Wie eine Kobra bewegt sich der Prototyp der Charging Snake von Tesla in Richtung der Ladebuchse. Der Roboter nimmt dem Autofahrer die scheinbar simpelste Aufgabe ab: Das Verbinden des E-Autos mit dem Stromnetz. Eigentlich kann der Mensch das alleine: Kabel rein, fertig. Ein Handgriff. Vielleicht hat es die im Netz millionenfach geklickte Lösung von Tesla bisher nicht zum Serienprodukt geschafft, weil es einfach keinen Bedarf gibt. Dennoch arbeiten Hersteller und Zulieferer daran, alternative Lade-Methoden zu entwickeln, die es noch komfortabler machen, ein E-Auto nutzen. Das Ideal ist, dass der Vorgang unmerklich und von selbst erfolgt.
Lange wurde in der Branche das induktive Laden debattiert und erprobt. Es funktioniert, und das auch mit sehr hohen Leistungen. Das zeigt zum Beispiel das Projekt „Emil“ (Elektromobilität mittels induktiver Ladung) der Braunschweiger Verkehrs-GmbH. In der Löwenstadt werden E-Busse auf der Ringlinie M19 seit über drei Jahren kabellos geladen. Mit 200 Kilowatt (kW) an der Endhaltestelle.
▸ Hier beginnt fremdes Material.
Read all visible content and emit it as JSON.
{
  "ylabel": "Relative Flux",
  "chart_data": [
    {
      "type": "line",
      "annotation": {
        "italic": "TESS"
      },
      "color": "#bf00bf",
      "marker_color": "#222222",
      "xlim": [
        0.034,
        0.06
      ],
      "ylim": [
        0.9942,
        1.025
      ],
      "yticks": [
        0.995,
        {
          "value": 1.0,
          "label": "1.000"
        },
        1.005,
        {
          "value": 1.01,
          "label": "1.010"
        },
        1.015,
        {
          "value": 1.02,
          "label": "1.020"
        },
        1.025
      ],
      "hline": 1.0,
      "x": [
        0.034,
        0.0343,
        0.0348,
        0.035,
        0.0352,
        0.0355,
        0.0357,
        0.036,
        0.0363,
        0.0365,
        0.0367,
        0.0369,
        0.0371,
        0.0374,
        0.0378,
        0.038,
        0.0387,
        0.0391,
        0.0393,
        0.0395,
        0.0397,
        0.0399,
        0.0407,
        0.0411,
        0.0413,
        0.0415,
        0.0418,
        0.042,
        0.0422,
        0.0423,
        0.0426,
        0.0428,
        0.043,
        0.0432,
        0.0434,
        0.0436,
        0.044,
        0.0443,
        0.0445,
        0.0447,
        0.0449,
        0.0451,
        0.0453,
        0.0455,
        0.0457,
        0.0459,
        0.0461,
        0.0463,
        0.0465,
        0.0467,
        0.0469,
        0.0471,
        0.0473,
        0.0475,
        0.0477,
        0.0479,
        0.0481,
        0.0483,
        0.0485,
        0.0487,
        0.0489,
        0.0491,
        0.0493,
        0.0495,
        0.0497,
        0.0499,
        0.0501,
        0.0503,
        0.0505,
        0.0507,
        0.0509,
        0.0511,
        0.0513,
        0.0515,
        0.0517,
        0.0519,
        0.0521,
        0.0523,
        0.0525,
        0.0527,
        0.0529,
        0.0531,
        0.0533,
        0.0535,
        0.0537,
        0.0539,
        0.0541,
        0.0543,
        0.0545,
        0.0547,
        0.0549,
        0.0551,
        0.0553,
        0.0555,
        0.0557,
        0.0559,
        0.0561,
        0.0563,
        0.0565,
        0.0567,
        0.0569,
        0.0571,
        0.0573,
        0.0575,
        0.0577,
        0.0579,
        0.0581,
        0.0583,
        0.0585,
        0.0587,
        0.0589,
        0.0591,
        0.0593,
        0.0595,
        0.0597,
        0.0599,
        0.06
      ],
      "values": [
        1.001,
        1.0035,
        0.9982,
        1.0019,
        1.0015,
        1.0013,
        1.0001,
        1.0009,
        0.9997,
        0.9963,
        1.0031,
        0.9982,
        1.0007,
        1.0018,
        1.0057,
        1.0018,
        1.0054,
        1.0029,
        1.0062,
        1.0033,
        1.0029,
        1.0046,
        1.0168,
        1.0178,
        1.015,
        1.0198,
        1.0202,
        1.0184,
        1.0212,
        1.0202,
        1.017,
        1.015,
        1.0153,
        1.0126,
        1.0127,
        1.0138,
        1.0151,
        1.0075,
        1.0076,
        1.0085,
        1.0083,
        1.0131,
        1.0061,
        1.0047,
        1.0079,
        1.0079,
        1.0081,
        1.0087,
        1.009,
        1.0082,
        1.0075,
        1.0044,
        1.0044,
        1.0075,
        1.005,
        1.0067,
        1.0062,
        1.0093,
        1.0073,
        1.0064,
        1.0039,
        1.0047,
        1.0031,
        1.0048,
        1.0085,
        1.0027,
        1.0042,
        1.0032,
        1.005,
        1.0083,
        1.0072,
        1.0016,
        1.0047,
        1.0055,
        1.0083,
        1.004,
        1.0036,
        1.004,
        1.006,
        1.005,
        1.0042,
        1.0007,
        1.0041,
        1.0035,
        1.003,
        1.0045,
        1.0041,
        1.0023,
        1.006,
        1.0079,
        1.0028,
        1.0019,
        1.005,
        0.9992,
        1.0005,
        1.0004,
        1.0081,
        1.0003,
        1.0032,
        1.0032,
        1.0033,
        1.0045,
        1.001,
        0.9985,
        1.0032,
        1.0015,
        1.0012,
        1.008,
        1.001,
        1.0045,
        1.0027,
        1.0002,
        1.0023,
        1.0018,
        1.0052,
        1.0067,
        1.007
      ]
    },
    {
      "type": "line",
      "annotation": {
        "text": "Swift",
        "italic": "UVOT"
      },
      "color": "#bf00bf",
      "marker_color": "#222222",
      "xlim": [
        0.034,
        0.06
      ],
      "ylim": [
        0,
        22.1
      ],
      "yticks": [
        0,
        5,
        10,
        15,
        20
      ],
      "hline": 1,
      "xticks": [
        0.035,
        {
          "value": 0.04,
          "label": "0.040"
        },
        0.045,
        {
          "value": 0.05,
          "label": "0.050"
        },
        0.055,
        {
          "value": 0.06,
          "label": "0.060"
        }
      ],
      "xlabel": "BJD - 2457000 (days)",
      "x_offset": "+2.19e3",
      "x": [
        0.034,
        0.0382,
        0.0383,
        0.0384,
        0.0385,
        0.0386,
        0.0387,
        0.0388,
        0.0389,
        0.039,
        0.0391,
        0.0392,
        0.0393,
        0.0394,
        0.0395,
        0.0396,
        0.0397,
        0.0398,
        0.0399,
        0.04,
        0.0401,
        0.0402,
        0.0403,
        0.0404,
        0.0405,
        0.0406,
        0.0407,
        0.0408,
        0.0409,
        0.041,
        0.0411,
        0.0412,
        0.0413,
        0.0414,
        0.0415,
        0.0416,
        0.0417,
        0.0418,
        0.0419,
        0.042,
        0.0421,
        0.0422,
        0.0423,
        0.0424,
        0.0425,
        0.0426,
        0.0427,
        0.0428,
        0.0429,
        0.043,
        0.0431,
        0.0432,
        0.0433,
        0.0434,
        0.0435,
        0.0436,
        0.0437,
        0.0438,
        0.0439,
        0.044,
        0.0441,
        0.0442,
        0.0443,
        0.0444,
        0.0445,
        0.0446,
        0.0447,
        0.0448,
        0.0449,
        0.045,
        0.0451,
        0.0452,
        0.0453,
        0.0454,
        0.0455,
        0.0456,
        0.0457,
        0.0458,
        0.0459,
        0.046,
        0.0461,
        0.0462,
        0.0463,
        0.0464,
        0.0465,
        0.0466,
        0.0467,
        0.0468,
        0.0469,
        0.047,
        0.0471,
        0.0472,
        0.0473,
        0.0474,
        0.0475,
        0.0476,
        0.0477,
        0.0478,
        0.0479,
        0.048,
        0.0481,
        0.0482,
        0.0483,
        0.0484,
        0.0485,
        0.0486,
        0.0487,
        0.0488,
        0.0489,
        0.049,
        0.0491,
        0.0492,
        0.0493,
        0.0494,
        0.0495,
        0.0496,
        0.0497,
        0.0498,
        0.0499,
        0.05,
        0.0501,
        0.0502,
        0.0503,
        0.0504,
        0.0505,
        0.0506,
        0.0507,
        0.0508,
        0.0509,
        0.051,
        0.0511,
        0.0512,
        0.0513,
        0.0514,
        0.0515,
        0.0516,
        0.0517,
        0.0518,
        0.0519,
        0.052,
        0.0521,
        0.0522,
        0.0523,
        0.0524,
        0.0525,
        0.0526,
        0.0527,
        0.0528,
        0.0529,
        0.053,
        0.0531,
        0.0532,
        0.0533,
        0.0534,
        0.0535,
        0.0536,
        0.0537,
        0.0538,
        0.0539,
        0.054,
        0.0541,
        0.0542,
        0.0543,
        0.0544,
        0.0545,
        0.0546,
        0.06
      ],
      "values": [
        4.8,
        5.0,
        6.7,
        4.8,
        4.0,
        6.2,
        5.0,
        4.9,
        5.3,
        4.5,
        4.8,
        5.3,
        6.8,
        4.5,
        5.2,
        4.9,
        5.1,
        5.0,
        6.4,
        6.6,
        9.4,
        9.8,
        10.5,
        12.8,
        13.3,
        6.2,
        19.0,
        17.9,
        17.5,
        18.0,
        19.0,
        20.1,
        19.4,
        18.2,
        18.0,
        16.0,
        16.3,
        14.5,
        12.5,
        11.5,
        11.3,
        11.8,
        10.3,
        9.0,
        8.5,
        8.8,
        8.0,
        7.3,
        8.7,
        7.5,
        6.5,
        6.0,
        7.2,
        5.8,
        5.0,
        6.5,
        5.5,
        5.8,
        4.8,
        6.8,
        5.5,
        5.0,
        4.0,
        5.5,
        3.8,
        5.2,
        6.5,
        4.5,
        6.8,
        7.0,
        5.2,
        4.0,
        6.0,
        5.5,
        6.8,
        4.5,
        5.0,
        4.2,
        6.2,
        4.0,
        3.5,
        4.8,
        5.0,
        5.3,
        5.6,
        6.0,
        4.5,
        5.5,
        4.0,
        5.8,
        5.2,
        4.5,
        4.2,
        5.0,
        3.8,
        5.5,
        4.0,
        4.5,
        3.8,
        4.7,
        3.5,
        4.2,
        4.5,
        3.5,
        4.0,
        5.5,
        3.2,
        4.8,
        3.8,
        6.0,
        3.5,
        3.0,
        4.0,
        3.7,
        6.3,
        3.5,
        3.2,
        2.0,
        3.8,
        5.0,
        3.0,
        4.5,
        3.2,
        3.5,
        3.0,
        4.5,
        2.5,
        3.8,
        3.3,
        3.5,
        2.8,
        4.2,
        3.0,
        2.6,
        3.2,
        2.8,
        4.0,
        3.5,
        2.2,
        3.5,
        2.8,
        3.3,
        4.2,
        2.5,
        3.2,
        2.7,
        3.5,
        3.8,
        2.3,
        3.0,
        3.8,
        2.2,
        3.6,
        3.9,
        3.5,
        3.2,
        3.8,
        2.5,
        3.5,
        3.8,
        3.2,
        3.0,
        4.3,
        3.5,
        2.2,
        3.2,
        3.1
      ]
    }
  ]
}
Die gewerkschaftlich garantierte Pause reicht aus, um die mit 90 Kilowattstunden (kWh) relativ kleine Batterie mit Strom für die nächste Runde zu versorgen.
Für den Pkw wären erheblich kleinere Ladeleistungen genug. 3,6 kW oder 7,2 kW. Oder etwas mehr, wenn der Platz am Wagenboden vorhanden ist. Die internationale Autoindustrie hat sich noch nicht auf einen einheitlichen Standard geeinigt. Und ohne Standard sind die Stückzahlen zu gering, was das induktive Laden teuer macht. Dazu kommt ein hoher technischer Aufwand. Das Fahrzeug muss exakt über der Ladeplatte am Boden ausgerichtet sein, und es müssen Sicherheitsvorkehrungen getroffen werden. Die Verbreitung des Systems ist bisher am Geld gescheitert.
Aus etlichen Ankündigungen sind darum sehr wenig Serienprodukte geworden. BMW etwa verspricht für den Spätsommer, dass der Plug-In-Hybrid 530e als Option kabellos geladen werden kann. Die Leistung soll bei 3,2 kW liegen und der Wirkungsgrad „80 bis 87 Prozent“ betragen. Ein Anfang wäre damit gemacht. Und besonders PHEVs (für Plug-in Hybrid Electric Vehicle) könnten davon profitieren: Hartnäckig hält sich das Gerücht, deren Nutzer würden ohnehin nie im reinen Strommodus fahren, weil das Einstöpseln zu anstrengend ist und nur wenig rein elektrische Kilometer ergibt.
In Hintergrundgesprächen mit Industrievertretern ist die Botschaft unisono: Induktives Laden? Können wir. Ist aber zu teuer.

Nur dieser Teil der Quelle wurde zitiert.